There are many causes of dehydration. Even if you are just doing your normal, everyday activities you can easily get dehydrated. You also increase your risk if you are doing intense physical activity – when you are losing fluids and expending calories, or when the weather is hot and you are sweating a lot. Some common reasons for dehydration are:

  • Diarrhea and Vomiting
    Severe, acute diarrhea cause tremendous loss of water and electrolytes in a short amount of time. You can also lose more fluids and electrolytes if your diarrhea is accompanied by vomiting. Diarrhea prevents your digestive tract from getting fluids and water from the food you consume, which makes it a common reason for dehydration.
  • Fever
    The higher your fever is, the more it is for you to be susceptible to dehydration. Dehydration also worsens if you have a fever as well as diarrhea and vomiting.
  • Excessive Sweating
    Sweating excessively may happen for many reasons such as engaging in intense physical activity or even when you have a fever. If you are in a hot and humid environment, you may also sweat profusely and can lose a lot of fluids.
  • Diabetes
    Some medications for diabetes can also cause a person to urinate frequently. In addition, having a high blood sugar level can increase your need to drink water.
  • Frequent Urination
    Urinating frequently can be caused by a lot of things (i.e. diabetes as noted above), including alcohol and certain drugs like antihistamines, antipsychotics, diuretics and blood pressure medications.

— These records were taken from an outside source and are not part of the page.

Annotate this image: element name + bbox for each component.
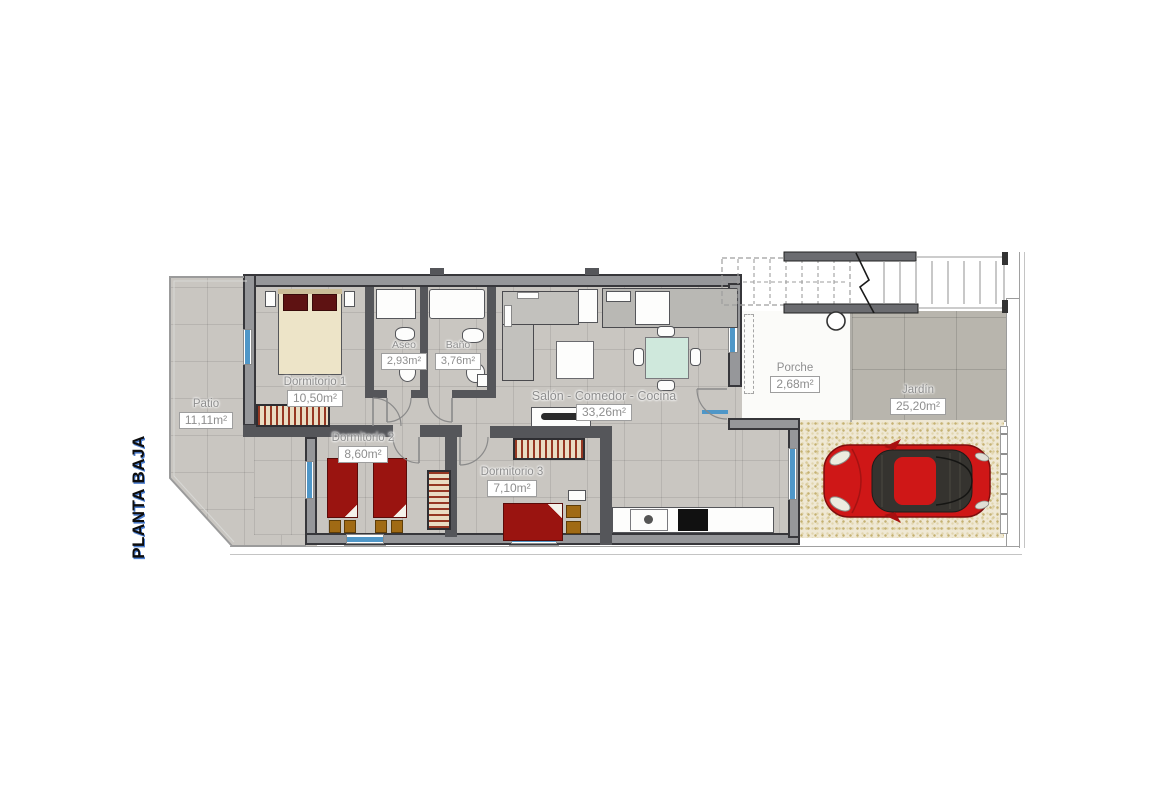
wall-d3-east — [600, 426, 612, 545]
wall-aseo-south-b — [411, 390, 428, 398]
room-name: Porche — [777, 362, 813, 375]
bed2-pillow-b — [391, 520, 403, 533]
side-cabinet — [578, 289, 598, 323]
nightstand-left — [265, 291, 276, 307]
car-red — [822, 437, 994, 525]
room-name: Baño — [446, 339, 471, 352]
pilaster-1 — [430, 268, 444, 275]
wardrobe-dorm3 — [513, 438, 585, 460]
room-label-patio: Patio 11,11m² — [156, 398, 256, 429]
bed2-pillow-a — [375, 520, 387, 533]
room-label-dormitorio1: Dormitorio 1 10,50m² — [255, 376, 375, 407]
bed3-pillow-b — [566, 521, 581, 534]
dining-chair-w — [633, 348, 644, 366]
kitchen-cabinet-strip — [606, 291, 631, 302]
room-name: Patio — [193, 398, 219, 411]
room-area: 33,26m² — [576, 404, 632, 421]
wall-north — [243, 274, 742, 287]
dining-table — [645, 337, 689, 379]
kitchen-sink-tap — [644, 515, 653, 524]
shower-aseo — [376, 289, 416, 319]
bed-single-2 — [373, 458, 407, 518]
boundary-east — [1019, 252, 1025, 548]
bed1-pillow-b — [344, 520, 356, 533]
wardrobe-dorm1 — [256, 404, 330, 427]
staircase — [722, 252, 1008, 313]
room-area: 11,11m² — [179, 412, 233, 429]
room-label-dormitorio3: Dormitorio 3 7,10m² — [452, 466, 572, 497]
pillow-right — [312, 294, 337, 311]
room-name: Jardín — [902, 384, 934, 397]
window-salon-se — [788, 448, 797, 500]
room-name: Salón - Comedor - Cocina — [532, 390, 677, 403]
dining-chair-n — [657, 326, 675, 337]
room-name: Dormitorio 1 — [284, 376, 347, 389]
room-area: 2,68m² — [770, 376, 819, 393]
floor-plan: Patio 11,11m² Dormitorio 1 10,50m² Aseo … — [0, 0, 1170, 785]
room-label-jardin: Jardín 25,20m² — [868, 384, 968, 415]
room-name: Aseo — [392, 339, 416, 352]
driveway-gate — [1000, 426, 1008, 534]
bed3-pillow-a — [566, 505, 581, 518]
room-name: Dormitorio 2 — [332, 432, 395, 445]
sofa-cushion — [517, 292, 539, 299]
window-dorm2-south — [346, 534, 384, 544]
boundary-south — [230, 546, 1022, 555]
wardrobe-dorm2 — [427, 470, 451, 530]
kitchen-cooktop — [678, 509, 708, 531]
room-label-bano: Baño 3,76m² — [423, 339, 493, 370]
room-area: 8,60m² — [338, 446, 387, 463]
window-dorm1-west — [243, 329, 252, 365]
sofa-armrest — [504, 305, 512, 327]
porch-garden-divider — [850, 312, 852, 422]
room-label-dormitorio2: Dormitorio 2 8,60m² — [303, 432, 423, 463]
sofa-main — [502, 291, 579, 325]
pillow-left — [283, 294, 308, 311]
room-label-salon: Salón - Comedor - Cocina 33,26m² — [504, 390, 704, 421]
window-dorm2-west — [305, 461, 314, 499]
bed1-pillow-a — [329, 520, 341, 533]
room-area: 10,50m² — [287, 390, 343, 407]
coffee-table — [556, 341, 594, 379]
page-title: PLANTA BAJA — [127, 432, 151, 562]
entry-threshold — [702, 410, 728, 414]
wall-bano-south — [452, 390, 496, 398]
room-name: Dormitorio 3 — [481, 466, 544, 479]
kitchen-island-block — [635, 291, 670, 325]
bed-single-1 — [327, 458, 358, 518]
room-area: 2,93m² — [381, 353, 427, 370]
room-label-porche: Porche 2,68m² — [745, 362, 845, 393]
wall-d3-north — [490, 426, 612, 438]
bathtub — [429, 289, 485, 319]
nightstand-right — [344, 291, 355, 307]
room-area: 25,20m² — [890, 398, 946, 415]
bed-dorm3 — [503, 503, 563, 541]
pilaster-2 — [585, 268, 599, 275]
room-area: 7,10m² — [487, 480, 536, 497]
dining-chair-e — [690, 348, 701, 366]
bidet-bano — [477, 374, 488, 387]
room-area: 3,76m² — [435, 353, 481, 370]
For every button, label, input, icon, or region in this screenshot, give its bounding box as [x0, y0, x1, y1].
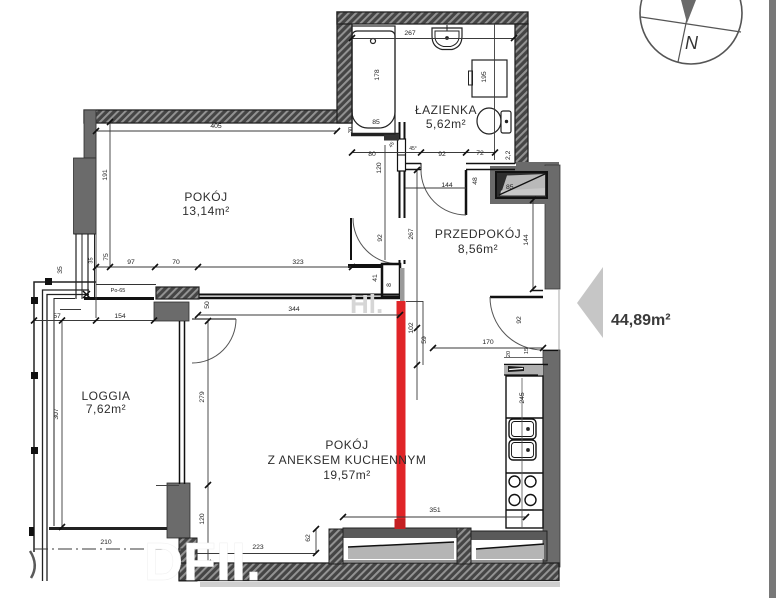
svg-text:13,14m²: 13,14m²: [182, 204, 230, 218]
svg-text:92: 92: [377, 234, 384, 242]
svg-text:323: 323: [292, 259, 304, 266]
svg-text:102: 102: [408, 322, 415, 334]
svg-text:57: 57: [53, 313, 61, 320]
svg-text:LOGGIA: LOGGIA: [81, 389, 130, 403]
svg-text:DFII.: DFII.: [144, 532, 261, 592]
svg-text:45°: 45°: [409, 146, 417, 152]
svg-text:8,56m²: 8,56m²: [458, 242, 498, 256]
svg-text:279: 279: [199, 391, 206, 403]
svg-text:307: 307: [53, 408, 60, 420]
svg-text:35: 35: [57, 266, 64, 274]
svg-text:44,89m²: 44,89m²: [611, 312, 671, 329]
svg-text:8: 8: [386, 283, 393, 287]
svg-text:97: 97: [127, 259, 135, 266]
svg-text:267: 267: [408, 228, 415, 240]
svg-text:170: 170: [482, 339, 494, 346]
svg-text:2,2: 2,2: [505, 150, 512, 160]
svg-text:POKÓJ: POKÓJ: [325, 437, 368, 452]
svg-text:19,57m²: 19,57m²: [323, 468, 371, 482]
svg-text:35: 35: [89, 257, 95, 263]
svg-text:195: 195: [481, 71, 488, 83]
svg-text:72: 72: [476, 150, 484, 157]
svg-text:ŁAZIENKA: ŁAZIENKA: [415, 103, 477, 117]
svg-text:85: 85: [506, 184, 514, 191]
svg-text:178: 178: [374, 69, 381, 81]
svg-text:41: 41: [372, 274, 379, 282]
svg-text:344: 344: [288, 306, 300, 313]
svg-text:92: 92: [438, 151, 446, 158]
svg-text:15: 15: [524, 348, 530, 354]
svg-text:30: 30: [348, 127, 354, 133]
svg-text:144: 144: [523, 234, 530, 246]
svg-text:245: 245: [519, 392, 526, 404]
svg-text:120: 120: [199, 513, 206, 525]
svg-text:85: 85: [372, 119, 380, 126]
svg-text:267: 267: [404, 30, 416, 37]
svg-text:48: 48: [472, 177, 479, 185]
svg-text:20: 20: [506, 351, 512, 357]
svg-text:405: 405: [210, 123, 222, 130]
svg-text:Hl.: Hl.: [350, 289, 383, 319]
svg-text:5,62m²: 5,62m²: [426, 117, 466, 131]
svg-text:351: 351: [429, 507, 441, 514]
svg-text:45: 45: [388, 141, 396, 149]
svg-text:75: 75: [103, 253, 110, 261]
svg-text:7,62m²: 7,62m²: [86, 402, 126, 416]
svg-text:N: N: [685, 33, 699, 53]
svg-text:144: 144: [441, 182, 453, 189]
svg-text:POKÓJ: POKÓJ: [184, 189, 227, 204]
svg-text:62: 62: [305, 534, 312, 542]
svg-text:Z ANEKSEM KUCHENNYM: Z ANEKSEM KUCHENNYM: [268, 453, 427, 467]
svg-text:210: 210: [100, 539, 112, 546]
svg-text:92: 92: [516, 316, 523, 324]
svg-text:70: 70: [172, 259, 180, 266]
svg-text:154: 154: [114, 313, 126, 320]
svg-text:120: 120: [376, 162, 383, 174]
svg-text:50: 50: [204, 301, 211, 309]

How to Prevent Dehydration

Letting the feeling of thirst as an indicator is an adequate daily guideline for keeping hydrated for most people who are healthy. To prevent dehydration, remember to drink plenty of fluids as well as eat foods that have high water content. Dehydration can be a life-threatening condition, so it is important to immediately replace any fluids that you have lost with water. Drinking enough water is essential so your body can function optimally. One good indication to prevent dehydration is to drink as much water until you see your urine turn light yellow. Anything darker than a light yellow urine means that your kidney is retaining liquids for your body to perform it normal processes.

People who are sick with fever, have diarrhea or are vomiting should be conscious and aware of their fluid intake so they may avoid being dehydrated. They should drink a lot of water to replenish the fluids that they have lost.